Apesar dos esforços empreendidos, ainda é muito
grave a situação dos dependentes de entorpecentes no país, em especial, do
dependente de crack. A situação exige mobilização conjunta do Poder Público e
da Sociedade Civil, em busca de solidariedade e conscientização, bem como a
participação de todos os brasileiros nessa luta, para que se possam evitar mais
mortes, principalmente, de crianças e adolescentes que vêm sendo vitimados.
A título de sugestão, para evitar novos incidentes,
bom seria que a implantação das políticas restaurativas fossem conduzidas por
pessoas que têm familiaridade com o comportamento e os problemas inerentes aos
dependentes em SPA, para evitar tragédia como a que ocorreu no RJ, quando um
adolescente de 10 anos de idade, dependente de crack, ao se evadir para não ser
abordado por agentes sociais, foi atropelado e veio a falecer.
O dependente de crack é alguém fortemente abalado
psicologicamente, sempre muito desconfiado e arredio ao assédio de pessoas
estranhas ao seu mundo; por essa razão é que se recomenda muita cautela nesse
tipo de abordagem.
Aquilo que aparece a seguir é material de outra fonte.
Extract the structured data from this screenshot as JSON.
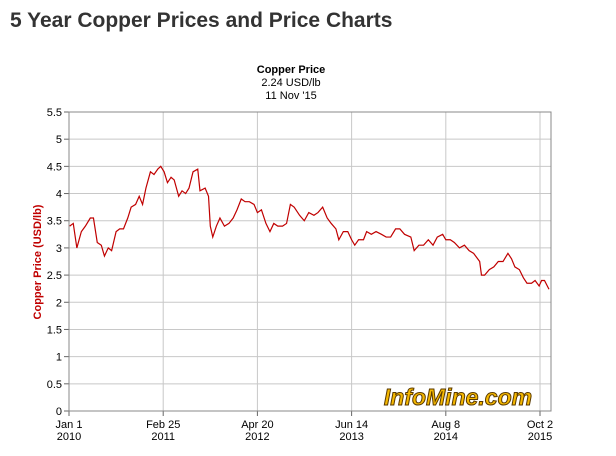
{
  "chart_data": {
    "type": "line",
    "title": "5 Year Copper Prices and Price Charts",
    "subtitle": [
      "Copper Price",
      "2.24 USD/lb",
      "11 Nov '15"
    ],
    "y_label": "Copper Price (USD/lb)",
    "watermark": "InfoMine.com",
    "grid": true,
    "xlim": [
      "2010-01-01",
      "2015-11-20"
    ],
    "xticks": [
      {
        "value": "2010-01-01",
        "label": [
          "Jan 1",
          "2010"
        ]
      },
      {
        "value": "2011-02-25",
        "label": [
          "Feb 25",
          "2011"
        ]
      },
      {
        "value": "2012-04-20",
        "label": [
          "Apr 20",
          "2012"
        ]
      },
      {
        "value": "2013-06-14",
        "label": [
          "Jun 14",
          "2013"
        ]
      },
      {
        "value": "2014-08-08",
        "label": [
          "Aug 8",
          "2014"
        ]
      },
      {
        "value": "2015-10-02",
        "label": [
          "Oct 2",
          "2015"
        ]
      }
    ],
    "ylim": [
      0,
      5.5
    ],
    "yticks": [
      0,
      0.5,
      1,
      1.5,
      2,
      2.5,
      3,
      3.5,
      4,
      4.5,
      5,
      5.5
    ],
    "x": [
      "2010-01-04",
      "2010-01-20",
      "2010-02-05",
      "2010-02-25",
      "2010-03-15",
      "2010-04-06",
      "2010-04-20",
      "2010-05-07",
      "2010-05-25",
      "2010-06-08",
      "2010-06-25",
      "2010-07-10",
      "2010-07-30",
      "2010-08-15",
      "2010-09-01",
      "2010-09-20",
      "2010-10-05",
      "2010-10-25",
      "2010-11-10",
      "2010-11-25",
      "2010-12-10",
      "2010-12-30",
      "2011-01-15",
      "2011-02-01",
      "2011-02-14",
      "2011-03-01",
      "2011-03-16",
      "2011-04-01",
      "2011-04-15",
      "2011-05-05",
      "2011-05-20",
      "2011-06-05",
      "2011-06-20",
      "2011-07-08",
      "2011-07-29",
      "2011-08-08",
      "2011-08-31",
      "2011-09-15",
      "2011-09-23",
      "2011-10-04",
      "2011-10-20",
      "2011-11-05",
      "2011-11-25",
      "2011-12-15",
      "2012-01-03",
      "2012-01-20",
      "2012-02-08",
      "2012-02-25",
      "2012-03-15",
      "2012-04-05",
      "2012-04-20",
      "2012-05-08",
      "2012-05-28",
      "2012-06-15",
      "2012-07-02",
      "2012-07-20",
      "2012-08-10",
      "2012-08-28",
      "2012-09-14",
      "2012-10-01",
      "2012-10-25",
      "2012-11-15",
      "2012-12-05",
      "2012-12-28",
      "2013-01-15",
      "2013-02-05",
      "2013-02-25",
      "2013-03-15",
      "2013-04-05",
      "2013-04-18",
      "2013-05-08",
      "2013-05-28",
      "2013-06-14",
      "2013-06-28",
      "2013-07-15",
      "2013-08-06",
      "2013-08-20",
      "2013-09-10",
      "2013-10-01",
      "2013-10-25",
      "2013-11-15",
      "2013-12-05",
      "2013-12-27",
      "2014-01-15",
      "2014-02-05",
      "2014-03-05",
      "2014-03-20",
      "2014-04-10",
      "2014-05-01",
      "2014-05-22",
      "2014-06-12",
      "2014-07-01",
      "2014-07-25",
      "2014-08-08",
      "2014-08-28",
      "2014-09-15",
      "2014-10-08",
      "2014-10-30",
      "2014-11-20",
      "2014-12-10",
      "2015-01-06",
      "2015-01-14",
      "2015-01-28",
      "2015-02-18",
      "2015-03-10",
      "2015-03-30",
      "2015-04-20",
      "2015-05-12",
      "2015-05-28",
      "2015-06-12",
      "2015-07-02",
      "2015-07-20",
      "2015-08-05",
      "2015-08-25",
      "2015-09-10",
      "2015-09-28",
      "2015-10-09",
      "2015-10-22",
      "2015-11-11"
    ],
    "series": [
      {
        "name": "Copper Price",
        "color": "#c00000",
        "values": [
          3.4,
          3.45,
          3.0,
          3.3,
          3.4,
          3.55,
          3.55,
          3.1,
          3.05,
          2.85,
          3.0,
          2.95,
          3.3,
          3.35,
          3.35,
          3.55,
          3.75,
          3.8,
          3.95,
          3.8,
          4.1,
          4.4,
          4.35,
          4.45,
          4.5,
          4.4,
          4.2,
          4.3,
          4.25,
          3.95,
          4.05,
          4.0,
          4.1,
          4.4,
          4.45,
          4.05,
          4.1,
          3.95,
          3.4,
          3.2,
          3.4,
          3.55,
          3.4,
          3.45,
          3.55,
          3.7,
          3.9,
          3.85,
          3.85,
          3.8,
          3.65,
          3.7,
          3.45,
          3.3,
          3.45,
          3.4,
          3.4,
          3.45,
          3.8,
          3.75,
          3.6,
          3.5,
          3.65,
          3.6,
          3.65,
          3.75,
          3.55,
          3.45,
          3.35,
          3.15,
          3.3,
          3.3,
          3.15,
          3.05,
          3.15,
          3.15,
          3.3,
          3.25,
          3.3,
          3.25,
          3.2,
          3.2,
          3.35,
          3.35,
          3.25,
          3.2,
          2.95,
          3.05,
          3.05,
          3.15,
          3.05,
          3.2,
          3.25,
          3.15,
          3.15,
          3.1,
          3.0,
          3.05,
          2.95,
          2.9,
          2.75,
          2.5,
          2.5,
          2.6,
          2.65,
          2.75,
          2.75,
          2.9,
          2.8,
          2.65,
          2.6,
          2.45,
          2.35,
          2.35,
          2.4,
          2.3,
          2.4,
          2.4,
          2.24
        ]
      }
    ]
  }
}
Independente da classe social a que pertença, seja ele pobre
ou rico, essa pessoa precisa de amparo urgente e tratamento adequado.
Tratando-se de um dependente rico, a família sofre, mas pode administrar a
parte financeira, evitando que essa pessoa cometa crimes para suprir seu vício.
Mas a maioria dos dependentes são pessoas de baixa renda e desempregadas que
para suprir a necessidade do seu vício poderão a qualquer momento surpreender
atentando contra a vida alheia, que também precisa ser protegida pelo Poder
Público.
Falando de outra forma, quero dizer que é preciso
defender a vida incondicionalmente, e com maior empenho em relação ao
dependente químico, que além de colocar a sua vida em risco iminente de morte,
também poderá causa o mesmo dano à vida do próximo.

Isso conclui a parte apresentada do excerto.